До маленького городка на Волге поезд тащился целую неделю. Оставшиеся продукты — крупу и яичный порошок — Грехов отдал кому-то на станции вместе со старой парашютной сумкой.
На пункте, где формировались команды из пополнения, Грехов оказался среди летчиков-истребителей, еще не нюхавших пороха. Они вместе дружно наседали на начальника пункта, торопили с отправкой. Молодые пилоты улыбались, глядя на коротконогого, невзрачного старшего лейтенанта, который с таким упрямством и с такой яростью добивался своего, словно хотел в одиночку выиграть войну.
— Я был на фронте! — кричал Грехов.
— Я тоже, — отвечал усталый майор с серым лицом.
— У меня полсотни боевых вылетов. Я Берлин бомбил.
— Я тоже не в кегли играл.
— Мне надо летать.
— Вы здесь не одни.
В истребительном полку Грехов снова донимал начальство, потому что его не спешили включать в боевой расчет.
— Дайте мне пару контрольных и отправляйте на задание.

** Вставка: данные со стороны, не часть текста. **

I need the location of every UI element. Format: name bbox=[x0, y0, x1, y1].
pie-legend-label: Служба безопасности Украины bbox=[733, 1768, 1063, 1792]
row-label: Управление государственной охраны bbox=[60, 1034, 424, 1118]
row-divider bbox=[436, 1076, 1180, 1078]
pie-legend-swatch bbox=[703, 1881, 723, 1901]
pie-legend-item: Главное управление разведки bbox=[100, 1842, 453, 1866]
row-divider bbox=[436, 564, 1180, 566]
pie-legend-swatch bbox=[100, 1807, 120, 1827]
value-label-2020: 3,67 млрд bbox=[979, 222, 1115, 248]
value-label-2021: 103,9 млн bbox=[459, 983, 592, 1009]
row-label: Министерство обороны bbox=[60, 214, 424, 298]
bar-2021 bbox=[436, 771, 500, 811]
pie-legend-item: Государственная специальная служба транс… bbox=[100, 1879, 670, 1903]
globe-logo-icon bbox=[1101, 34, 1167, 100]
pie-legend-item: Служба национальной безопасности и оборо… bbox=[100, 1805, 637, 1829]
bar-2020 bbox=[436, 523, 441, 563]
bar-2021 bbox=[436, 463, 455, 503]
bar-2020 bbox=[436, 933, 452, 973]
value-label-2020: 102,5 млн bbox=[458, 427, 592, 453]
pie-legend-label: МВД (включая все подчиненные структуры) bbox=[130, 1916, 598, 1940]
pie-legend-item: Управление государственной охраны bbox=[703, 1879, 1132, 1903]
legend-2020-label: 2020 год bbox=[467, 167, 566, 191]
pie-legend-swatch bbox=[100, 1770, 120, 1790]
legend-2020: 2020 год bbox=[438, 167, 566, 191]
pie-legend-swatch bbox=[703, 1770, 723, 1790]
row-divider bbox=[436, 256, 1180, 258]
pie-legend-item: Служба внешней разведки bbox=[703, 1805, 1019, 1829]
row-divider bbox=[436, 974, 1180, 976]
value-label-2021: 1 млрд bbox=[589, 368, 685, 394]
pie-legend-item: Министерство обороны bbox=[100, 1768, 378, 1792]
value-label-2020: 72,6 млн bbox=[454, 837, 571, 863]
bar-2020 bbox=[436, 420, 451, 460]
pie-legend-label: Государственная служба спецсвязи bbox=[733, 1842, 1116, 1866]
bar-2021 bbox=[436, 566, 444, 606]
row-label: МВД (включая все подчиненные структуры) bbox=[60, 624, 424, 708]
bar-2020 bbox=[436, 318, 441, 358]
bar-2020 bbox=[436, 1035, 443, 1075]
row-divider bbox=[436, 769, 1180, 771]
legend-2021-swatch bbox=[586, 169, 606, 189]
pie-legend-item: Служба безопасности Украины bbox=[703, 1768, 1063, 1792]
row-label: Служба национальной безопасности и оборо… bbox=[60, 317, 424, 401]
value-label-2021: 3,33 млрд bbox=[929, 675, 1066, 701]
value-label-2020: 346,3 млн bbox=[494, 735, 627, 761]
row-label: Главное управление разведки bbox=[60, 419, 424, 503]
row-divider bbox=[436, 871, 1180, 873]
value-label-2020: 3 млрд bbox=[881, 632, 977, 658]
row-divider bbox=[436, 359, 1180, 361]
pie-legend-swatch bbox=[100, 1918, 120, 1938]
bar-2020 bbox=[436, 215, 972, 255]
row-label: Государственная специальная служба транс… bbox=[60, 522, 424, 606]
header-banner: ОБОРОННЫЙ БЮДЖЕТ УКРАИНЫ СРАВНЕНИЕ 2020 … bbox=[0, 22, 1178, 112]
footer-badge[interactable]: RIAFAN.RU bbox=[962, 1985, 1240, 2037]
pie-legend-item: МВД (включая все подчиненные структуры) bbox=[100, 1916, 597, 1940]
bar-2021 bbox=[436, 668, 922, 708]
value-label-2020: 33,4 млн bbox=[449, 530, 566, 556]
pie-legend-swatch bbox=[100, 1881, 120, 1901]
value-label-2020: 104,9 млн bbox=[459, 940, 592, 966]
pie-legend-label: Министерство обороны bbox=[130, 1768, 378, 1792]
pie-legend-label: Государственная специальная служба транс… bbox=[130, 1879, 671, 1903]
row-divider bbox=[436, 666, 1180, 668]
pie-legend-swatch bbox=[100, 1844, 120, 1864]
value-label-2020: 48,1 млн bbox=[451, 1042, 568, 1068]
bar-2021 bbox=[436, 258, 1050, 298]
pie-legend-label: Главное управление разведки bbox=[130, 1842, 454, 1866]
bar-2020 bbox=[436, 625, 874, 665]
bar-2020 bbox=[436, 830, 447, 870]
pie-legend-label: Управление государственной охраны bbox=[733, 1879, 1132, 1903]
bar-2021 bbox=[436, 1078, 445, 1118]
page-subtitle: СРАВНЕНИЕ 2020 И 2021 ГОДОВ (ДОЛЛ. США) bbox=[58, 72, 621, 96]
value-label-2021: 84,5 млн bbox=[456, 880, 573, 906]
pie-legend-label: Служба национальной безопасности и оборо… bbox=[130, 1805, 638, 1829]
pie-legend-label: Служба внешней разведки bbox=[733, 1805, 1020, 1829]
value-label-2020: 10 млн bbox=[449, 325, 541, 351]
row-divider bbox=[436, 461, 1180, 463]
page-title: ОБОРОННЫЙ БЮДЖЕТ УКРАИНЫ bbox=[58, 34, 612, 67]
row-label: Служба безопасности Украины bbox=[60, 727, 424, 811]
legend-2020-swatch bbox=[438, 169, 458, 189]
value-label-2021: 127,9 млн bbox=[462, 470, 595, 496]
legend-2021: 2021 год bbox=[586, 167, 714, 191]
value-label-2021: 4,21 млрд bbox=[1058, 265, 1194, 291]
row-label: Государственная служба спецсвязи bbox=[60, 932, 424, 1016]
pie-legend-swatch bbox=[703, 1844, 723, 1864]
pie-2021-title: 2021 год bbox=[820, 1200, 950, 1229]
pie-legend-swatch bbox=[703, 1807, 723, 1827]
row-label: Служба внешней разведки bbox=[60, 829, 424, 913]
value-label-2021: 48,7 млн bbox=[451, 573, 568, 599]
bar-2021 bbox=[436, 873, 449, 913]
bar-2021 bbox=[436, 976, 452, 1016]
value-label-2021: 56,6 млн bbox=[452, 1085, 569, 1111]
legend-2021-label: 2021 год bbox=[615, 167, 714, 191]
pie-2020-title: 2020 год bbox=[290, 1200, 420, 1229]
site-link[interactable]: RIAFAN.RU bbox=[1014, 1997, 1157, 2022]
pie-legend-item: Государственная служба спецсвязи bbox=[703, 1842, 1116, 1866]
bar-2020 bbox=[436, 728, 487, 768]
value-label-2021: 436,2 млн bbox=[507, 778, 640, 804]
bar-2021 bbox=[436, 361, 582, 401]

— Дам я тебе пару вылетов, — говорил командир полка, — а дальше что? Машин нет.
— Вы получили три звена.
— Всего три. — Командир полка сжал виски ладонями. — Я был на этом заводе. Они там станки со станции на коровах возят, конвейер от дождя рогожей закрывают…
— Земляк!
— Я из Сибири, — сухо сказал командир полка.
— Сибирь, Урал… Какая разница!
Командир полка застонал.
— Отрава, а не человек! Не могу я идти в штаб соединения и просить самолет для Алексея Грехова.
Наконец они получили истребители, новые машины с прекрасными летными характеристиками.
Но, видать, слишком долго Грехов ждал их, слишком долго мечтал, чтобы теперь радоваться. Даже привычное счастье полета утратило для него прежний вкус.
Он возвращался с задания и бесстрастно докладывал:
— Я подошел близко, дал очередь. «Юнкерс» загорелся и упал.
— Я ударил. «Мессер» зашатался…
— Сбил ты его? — спрашивали Грехова.
— Не знаю. Я только видел, как у него отвалился кусок хвоста.
— Я дал очередь. «Мессер» разлетелся вдребезги.
— Это был Ю-86. Двухкилевой. Моя очередь прошила его фюзеляж, но он летел как ни в чем не бывало. Потом упал.
Молодые истребители недолюбливали Грехова. Они слышали, что этот мрачноватый пилот летал на Берлин, похоронил многих друзей, знали, что он числится среди лучших летчиков полка, но они не сидели с ним за послеполетной чаркой, потому что Грехов всегда молчал и никогда не заговаривал первым. Они видели непроницаемое лицо, холодные спокойные глаза, а те, кто знал Грехова раньше, говорили про эти глаза — потухшие.